Then they ran into third-place St. Louis, which was the best team in the NHL after Jan. 1 (30-10-5).
"It's definitely nice entering the playoffs playing really good hockey," Jets forward Bryan Little said. "I mean you see it with these guys, you see it with a couple of other teams in the League right now. So, yeah. Last year, I felt like we were a more confident group and playing better going into the postseason, whereas this year it felt like we were struggling with our team confidence at the end of the year. Struggling to get wins. It's tough going into the playoffs trying to find that."
Winnipeg captain Blake Wheeler said every opportunity lost is disappointing, no matter the circumstances. And he said he believes the Jets got a lot of things right this season.
"This is a tough trophy to win," Wheeler said. "Maybe our best just wasn't good enough today. And their best was pretty darn good. In situations like that, you look for the resolve in your group. You look for how guys fight. And we played until the last whistle. That's the way I see it."

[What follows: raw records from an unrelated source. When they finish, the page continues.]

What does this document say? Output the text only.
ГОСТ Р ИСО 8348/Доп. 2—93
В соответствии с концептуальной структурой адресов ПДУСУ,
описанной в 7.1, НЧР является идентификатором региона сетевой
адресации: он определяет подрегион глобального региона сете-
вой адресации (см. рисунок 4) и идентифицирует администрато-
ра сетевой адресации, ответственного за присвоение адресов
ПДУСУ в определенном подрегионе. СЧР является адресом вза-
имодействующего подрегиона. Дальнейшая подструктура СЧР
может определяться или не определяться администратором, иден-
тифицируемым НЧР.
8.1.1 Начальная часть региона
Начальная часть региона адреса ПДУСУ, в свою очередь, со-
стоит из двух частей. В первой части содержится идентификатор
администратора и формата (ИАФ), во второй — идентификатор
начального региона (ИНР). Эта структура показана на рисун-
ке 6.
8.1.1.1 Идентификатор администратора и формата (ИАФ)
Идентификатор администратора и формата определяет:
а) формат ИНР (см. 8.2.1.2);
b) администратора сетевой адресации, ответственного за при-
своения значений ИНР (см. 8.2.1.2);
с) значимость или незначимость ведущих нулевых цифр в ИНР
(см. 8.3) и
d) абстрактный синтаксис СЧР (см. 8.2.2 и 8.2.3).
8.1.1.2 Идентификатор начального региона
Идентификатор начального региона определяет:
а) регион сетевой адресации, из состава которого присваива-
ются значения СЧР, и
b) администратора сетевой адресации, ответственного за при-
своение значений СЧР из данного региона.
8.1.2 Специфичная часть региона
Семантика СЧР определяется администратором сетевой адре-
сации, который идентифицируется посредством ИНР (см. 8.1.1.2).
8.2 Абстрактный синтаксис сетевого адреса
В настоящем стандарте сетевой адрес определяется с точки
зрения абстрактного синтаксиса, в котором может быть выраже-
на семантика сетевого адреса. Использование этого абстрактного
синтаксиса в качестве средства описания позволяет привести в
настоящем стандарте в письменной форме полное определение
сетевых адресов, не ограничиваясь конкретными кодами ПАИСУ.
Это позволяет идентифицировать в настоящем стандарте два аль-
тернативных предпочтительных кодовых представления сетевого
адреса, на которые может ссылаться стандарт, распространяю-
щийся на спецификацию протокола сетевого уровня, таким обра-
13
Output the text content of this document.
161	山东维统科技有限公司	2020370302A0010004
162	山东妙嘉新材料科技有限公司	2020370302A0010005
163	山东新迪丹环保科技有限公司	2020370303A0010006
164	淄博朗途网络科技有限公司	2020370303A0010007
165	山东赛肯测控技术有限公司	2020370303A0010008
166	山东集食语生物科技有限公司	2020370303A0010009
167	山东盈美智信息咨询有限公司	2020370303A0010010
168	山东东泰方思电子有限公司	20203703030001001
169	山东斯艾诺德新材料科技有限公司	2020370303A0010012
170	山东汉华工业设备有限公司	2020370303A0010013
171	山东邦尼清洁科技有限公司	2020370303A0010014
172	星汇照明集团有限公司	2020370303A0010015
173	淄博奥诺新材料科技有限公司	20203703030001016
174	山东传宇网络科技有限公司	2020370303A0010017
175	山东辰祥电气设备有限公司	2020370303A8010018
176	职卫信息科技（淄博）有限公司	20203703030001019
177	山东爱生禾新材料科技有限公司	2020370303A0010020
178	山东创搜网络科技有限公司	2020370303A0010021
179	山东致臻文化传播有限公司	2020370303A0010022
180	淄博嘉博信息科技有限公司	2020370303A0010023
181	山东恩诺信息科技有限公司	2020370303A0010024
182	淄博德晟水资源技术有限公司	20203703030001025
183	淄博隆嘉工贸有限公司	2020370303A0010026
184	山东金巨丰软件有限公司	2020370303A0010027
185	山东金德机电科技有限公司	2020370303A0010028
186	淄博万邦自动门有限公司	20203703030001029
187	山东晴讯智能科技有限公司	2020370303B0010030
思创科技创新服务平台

Wheeler, serious and direct as he almost always is after games, was adamant in refusing to assign blame.
"I don't find any hangover from the way we played down the stretch," he said. "If anything, we were playing pretty darn good in this series. That inch here or there was the deciding factor. That's a big deal. I don't mean to take any importance away from that. But that was the deciding factor. It wasn't like we dragged [ourselves] into the series and got beat up."